|Summary:||i965: Try to use LINE instructions to perform MAD with immediate arguments|
|Product:||Mesa||Reporter:||Matt Turner <mattst88>|
|Component:||Drivers/DRI/i965||Assignee:||Matt Turner <mattst88>|
|Status:||RESOLVED FIXED||QA Contact:||Intel 3D Bugs Mailing List <intel-3d-bugs>|
|i915 platform:||i915 features:|
|Bug Depends on:|
Description Matt Turner 2014-04-16 20:47:34 UTC
The LINE instruction performs a multiply-add instruction (a * b + c) where b and c are immediate arguments. It reads b and c from offsets in src0 such that you can load them (it they're representable) as a Vector-Float immediate. I have a work-in-progress branch that implements this, and enables it on Gen 4 and 5. http://cgit.freedesktop.org/~mattst88/mesa/log/?h=line The shader-db results are promising once we allow MOV dst, VF to be CSE'd: <Piles of shaders helped> HURT: shaders/gst-gl-text-download-yuy2-uyvy.frag fs8: 58 -> 59 (1.72%) HURT: shaders/unigine-tropics/465.shader_test fs8: 699 -> 1304 (86.55%) LOST: shaders/unigine-tropics/465.shader_test fs16 total instructions in shared programs: 806295 -> 803540 (-0.34%) instructions in affected programs: 370163 -> 367408 (-0.74%) GAINED: 0 LOST: 1 Some investigation needs to happen to determine what in the world is going on in 465.shader_test.
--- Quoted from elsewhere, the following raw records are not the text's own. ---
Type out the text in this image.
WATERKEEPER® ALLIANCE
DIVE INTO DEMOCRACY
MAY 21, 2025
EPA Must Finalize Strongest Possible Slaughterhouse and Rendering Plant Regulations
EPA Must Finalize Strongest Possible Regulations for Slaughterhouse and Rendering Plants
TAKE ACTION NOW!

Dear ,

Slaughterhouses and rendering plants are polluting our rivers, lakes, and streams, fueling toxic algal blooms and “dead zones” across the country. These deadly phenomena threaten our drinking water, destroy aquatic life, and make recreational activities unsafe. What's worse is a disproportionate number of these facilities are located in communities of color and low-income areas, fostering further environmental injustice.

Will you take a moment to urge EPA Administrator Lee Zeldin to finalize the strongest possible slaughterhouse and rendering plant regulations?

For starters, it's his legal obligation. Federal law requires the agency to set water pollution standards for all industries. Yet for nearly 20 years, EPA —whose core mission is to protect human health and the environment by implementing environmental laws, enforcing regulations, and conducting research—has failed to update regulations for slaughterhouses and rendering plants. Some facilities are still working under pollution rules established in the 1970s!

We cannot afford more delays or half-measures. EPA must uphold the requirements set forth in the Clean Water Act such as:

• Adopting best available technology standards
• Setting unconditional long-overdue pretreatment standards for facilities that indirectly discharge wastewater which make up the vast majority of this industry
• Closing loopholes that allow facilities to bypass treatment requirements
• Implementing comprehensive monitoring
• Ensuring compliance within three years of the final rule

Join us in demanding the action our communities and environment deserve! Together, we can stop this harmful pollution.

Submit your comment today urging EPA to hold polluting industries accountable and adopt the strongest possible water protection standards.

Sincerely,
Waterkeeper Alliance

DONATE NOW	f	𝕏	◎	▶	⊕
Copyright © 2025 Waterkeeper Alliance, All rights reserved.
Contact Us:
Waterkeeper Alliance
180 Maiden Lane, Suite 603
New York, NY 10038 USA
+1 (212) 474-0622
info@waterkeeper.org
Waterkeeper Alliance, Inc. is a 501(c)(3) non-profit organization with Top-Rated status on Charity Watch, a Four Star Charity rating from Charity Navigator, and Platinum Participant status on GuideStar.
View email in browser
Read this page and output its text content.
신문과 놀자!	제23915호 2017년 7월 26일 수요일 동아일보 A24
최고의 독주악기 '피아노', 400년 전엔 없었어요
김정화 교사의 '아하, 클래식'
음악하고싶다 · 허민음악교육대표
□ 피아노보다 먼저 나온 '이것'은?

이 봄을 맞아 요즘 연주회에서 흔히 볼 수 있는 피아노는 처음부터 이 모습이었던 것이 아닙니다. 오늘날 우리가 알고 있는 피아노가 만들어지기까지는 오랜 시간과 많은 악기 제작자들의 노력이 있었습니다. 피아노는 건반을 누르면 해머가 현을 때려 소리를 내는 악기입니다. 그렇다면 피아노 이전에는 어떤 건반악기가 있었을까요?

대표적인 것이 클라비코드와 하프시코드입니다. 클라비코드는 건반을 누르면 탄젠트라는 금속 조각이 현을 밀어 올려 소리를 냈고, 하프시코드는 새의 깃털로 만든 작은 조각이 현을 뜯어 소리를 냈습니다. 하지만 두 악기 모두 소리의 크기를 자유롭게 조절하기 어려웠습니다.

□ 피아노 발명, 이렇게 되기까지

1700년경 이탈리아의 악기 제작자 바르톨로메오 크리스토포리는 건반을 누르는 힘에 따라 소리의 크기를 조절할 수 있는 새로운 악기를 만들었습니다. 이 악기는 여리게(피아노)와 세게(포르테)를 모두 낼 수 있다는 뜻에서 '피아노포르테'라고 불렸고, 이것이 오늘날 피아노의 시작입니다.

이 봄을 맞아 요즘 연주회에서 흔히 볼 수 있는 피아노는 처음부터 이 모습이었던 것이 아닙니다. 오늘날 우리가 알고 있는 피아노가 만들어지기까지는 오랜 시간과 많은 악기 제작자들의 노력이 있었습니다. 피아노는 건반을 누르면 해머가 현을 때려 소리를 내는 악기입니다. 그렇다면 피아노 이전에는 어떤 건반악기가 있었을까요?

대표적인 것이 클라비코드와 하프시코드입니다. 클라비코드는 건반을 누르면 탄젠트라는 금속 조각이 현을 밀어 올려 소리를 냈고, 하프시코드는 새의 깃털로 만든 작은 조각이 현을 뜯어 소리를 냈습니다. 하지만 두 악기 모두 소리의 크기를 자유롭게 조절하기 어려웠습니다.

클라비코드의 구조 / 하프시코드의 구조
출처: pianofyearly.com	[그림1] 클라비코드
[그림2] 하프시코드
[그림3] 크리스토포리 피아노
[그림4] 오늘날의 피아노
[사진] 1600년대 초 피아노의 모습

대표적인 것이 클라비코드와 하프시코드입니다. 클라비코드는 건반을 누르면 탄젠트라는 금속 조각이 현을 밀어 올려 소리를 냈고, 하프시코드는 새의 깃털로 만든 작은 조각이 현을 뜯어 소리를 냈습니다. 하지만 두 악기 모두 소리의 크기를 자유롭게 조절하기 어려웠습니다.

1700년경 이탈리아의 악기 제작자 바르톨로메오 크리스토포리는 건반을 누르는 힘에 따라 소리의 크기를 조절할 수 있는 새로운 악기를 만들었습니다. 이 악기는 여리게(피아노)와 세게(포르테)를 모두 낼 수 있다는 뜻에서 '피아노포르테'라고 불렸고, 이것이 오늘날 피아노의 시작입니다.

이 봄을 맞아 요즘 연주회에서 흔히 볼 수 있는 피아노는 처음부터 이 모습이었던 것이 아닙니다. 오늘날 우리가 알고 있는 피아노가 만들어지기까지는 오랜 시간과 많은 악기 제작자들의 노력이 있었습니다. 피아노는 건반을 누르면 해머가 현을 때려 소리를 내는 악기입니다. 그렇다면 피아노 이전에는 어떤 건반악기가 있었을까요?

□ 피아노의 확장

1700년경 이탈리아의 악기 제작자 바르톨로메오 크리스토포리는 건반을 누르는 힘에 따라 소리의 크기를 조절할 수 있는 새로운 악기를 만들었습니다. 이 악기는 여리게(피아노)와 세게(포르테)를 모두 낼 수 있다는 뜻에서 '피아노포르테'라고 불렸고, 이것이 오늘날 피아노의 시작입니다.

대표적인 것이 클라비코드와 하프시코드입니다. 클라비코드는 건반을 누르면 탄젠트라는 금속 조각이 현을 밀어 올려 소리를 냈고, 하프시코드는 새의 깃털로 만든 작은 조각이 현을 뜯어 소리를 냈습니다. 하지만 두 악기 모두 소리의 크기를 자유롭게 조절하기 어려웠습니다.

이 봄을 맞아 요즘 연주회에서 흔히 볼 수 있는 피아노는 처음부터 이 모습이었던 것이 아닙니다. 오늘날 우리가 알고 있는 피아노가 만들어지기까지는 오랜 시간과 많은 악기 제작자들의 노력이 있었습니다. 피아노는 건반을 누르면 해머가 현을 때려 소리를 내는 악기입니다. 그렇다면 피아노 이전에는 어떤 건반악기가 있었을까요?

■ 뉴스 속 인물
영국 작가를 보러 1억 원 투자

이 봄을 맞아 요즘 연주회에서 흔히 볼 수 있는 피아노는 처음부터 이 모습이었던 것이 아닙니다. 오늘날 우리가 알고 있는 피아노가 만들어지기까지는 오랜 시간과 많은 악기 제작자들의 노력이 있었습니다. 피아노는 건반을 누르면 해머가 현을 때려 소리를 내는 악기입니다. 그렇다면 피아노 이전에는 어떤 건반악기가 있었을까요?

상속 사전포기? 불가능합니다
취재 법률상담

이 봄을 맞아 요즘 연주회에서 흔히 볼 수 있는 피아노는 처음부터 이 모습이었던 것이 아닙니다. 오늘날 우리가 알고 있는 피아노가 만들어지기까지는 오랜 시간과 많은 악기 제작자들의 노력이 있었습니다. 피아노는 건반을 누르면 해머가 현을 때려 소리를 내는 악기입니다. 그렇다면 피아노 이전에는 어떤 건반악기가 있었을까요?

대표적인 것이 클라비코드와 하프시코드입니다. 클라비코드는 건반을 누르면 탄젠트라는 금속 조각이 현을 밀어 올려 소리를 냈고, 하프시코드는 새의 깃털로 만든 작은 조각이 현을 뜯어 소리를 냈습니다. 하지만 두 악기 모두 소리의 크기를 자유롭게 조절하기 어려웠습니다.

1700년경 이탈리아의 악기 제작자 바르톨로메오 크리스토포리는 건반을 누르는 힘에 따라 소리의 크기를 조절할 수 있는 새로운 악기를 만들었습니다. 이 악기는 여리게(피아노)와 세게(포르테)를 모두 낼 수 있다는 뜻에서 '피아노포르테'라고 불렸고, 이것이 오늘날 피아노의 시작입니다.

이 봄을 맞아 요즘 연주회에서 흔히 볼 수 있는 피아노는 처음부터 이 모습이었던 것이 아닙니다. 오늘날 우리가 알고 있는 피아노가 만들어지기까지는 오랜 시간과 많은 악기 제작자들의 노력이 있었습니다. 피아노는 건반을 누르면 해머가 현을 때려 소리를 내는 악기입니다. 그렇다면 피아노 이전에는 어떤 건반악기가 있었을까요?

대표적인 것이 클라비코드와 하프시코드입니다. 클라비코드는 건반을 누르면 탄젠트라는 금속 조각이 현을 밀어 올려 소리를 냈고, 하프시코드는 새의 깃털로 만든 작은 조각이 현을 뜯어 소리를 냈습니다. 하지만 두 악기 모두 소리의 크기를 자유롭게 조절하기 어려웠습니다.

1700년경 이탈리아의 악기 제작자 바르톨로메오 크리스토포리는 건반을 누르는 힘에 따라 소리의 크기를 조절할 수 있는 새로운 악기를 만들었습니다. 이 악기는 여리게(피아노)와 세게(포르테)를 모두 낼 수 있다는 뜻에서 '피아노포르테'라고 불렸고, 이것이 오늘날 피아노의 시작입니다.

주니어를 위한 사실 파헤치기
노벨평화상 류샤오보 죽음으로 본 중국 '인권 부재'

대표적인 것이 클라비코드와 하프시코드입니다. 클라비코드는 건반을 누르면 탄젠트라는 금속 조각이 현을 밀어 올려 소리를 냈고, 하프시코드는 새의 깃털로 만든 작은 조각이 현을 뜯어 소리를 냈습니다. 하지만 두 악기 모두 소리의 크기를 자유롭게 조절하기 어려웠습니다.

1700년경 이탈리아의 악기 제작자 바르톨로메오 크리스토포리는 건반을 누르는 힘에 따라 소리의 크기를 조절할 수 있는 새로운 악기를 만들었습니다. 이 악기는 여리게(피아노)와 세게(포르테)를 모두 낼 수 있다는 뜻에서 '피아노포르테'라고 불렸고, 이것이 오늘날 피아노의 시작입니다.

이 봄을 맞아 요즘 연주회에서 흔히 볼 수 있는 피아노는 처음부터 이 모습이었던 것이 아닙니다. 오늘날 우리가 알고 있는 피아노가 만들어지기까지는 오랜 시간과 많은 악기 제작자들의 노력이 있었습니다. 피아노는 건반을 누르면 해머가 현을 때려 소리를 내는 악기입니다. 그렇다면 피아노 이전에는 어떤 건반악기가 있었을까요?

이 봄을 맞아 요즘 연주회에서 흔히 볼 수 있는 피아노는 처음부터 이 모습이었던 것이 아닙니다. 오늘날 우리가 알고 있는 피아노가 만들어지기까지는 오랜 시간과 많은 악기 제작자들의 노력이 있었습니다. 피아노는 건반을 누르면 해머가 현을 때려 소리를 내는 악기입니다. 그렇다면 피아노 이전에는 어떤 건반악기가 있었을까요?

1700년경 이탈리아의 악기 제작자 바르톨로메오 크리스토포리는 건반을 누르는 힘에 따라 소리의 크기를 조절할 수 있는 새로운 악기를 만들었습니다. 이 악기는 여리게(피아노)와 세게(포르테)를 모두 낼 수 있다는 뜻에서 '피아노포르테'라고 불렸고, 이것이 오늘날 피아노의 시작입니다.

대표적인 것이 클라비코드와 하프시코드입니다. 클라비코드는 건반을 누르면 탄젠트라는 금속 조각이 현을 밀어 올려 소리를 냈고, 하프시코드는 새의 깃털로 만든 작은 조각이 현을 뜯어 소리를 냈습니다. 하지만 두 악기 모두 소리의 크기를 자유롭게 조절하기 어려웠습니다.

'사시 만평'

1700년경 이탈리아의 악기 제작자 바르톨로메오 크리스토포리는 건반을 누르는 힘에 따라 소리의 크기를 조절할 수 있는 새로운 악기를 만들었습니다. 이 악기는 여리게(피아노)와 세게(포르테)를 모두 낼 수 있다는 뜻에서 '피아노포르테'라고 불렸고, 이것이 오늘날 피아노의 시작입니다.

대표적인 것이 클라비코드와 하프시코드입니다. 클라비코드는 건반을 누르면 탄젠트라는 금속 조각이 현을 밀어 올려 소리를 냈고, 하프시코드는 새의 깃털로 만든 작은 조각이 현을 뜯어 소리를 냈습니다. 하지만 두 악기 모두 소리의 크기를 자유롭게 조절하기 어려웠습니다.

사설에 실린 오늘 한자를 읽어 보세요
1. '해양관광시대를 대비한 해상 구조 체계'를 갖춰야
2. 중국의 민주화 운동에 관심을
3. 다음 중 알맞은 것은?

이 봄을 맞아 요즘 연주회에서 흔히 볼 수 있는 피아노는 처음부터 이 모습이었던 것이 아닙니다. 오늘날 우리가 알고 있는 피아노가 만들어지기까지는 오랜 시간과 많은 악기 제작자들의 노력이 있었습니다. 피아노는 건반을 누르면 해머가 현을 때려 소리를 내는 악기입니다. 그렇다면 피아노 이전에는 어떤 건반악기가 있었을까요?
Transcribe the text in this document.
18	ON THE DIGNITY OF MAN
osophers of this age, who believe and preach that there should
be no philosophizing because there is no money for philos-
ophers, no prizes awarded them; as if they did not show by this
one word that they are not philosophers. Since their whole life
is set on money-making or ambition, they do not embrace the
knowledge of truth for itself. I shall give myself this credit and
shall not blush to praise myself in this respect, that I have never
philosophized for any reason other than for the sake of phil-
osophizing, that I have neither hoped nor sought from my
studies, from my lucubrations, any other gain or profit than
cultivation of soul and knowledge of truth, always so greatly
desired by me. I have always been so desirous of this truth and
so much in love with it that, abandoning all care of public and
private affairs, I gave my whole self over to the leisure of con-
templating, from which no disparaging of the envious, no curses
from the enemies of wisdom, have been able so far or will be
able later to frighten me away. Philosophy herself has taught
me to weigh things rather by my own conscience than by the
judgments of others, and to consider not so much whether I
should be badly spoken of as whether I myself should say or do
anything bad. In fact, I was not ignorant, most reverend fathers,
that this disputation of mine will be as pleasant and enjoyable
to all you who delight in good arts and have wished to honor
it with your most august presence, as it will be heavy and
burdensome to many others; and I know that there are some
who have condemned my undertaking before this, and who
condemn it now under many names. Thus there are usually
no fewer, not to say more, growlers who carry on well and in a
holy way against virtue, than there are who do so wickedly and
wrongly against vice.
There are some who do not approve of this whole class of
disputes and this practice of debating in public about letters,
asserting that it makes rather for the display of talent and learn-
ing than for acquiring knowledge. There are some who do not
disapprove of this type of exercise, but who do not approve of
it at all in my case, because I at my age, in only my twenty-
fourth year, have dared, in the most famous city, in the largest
Follow on work: - We should also implement this for the vec4 backend. - Consider whether using mov(1) to load floats that aren't representable as VF for LINE consumption is an improvement over not using LINE if the floats aren't representable as VF. (Probably so?) - Consider whether this optimization is beneficial on newer platforms: SNB doesn't co-issue (so MAD isn't faster than LINE) but perhaps the MOV immediates can be reused more easily for other instructions? Seems unlikely that IVB+ (that can co-issue) would benefit from preferring LINE (that can't be co-issued) over MAD (that can be co-issued). Talk to Matt if you want to work on this.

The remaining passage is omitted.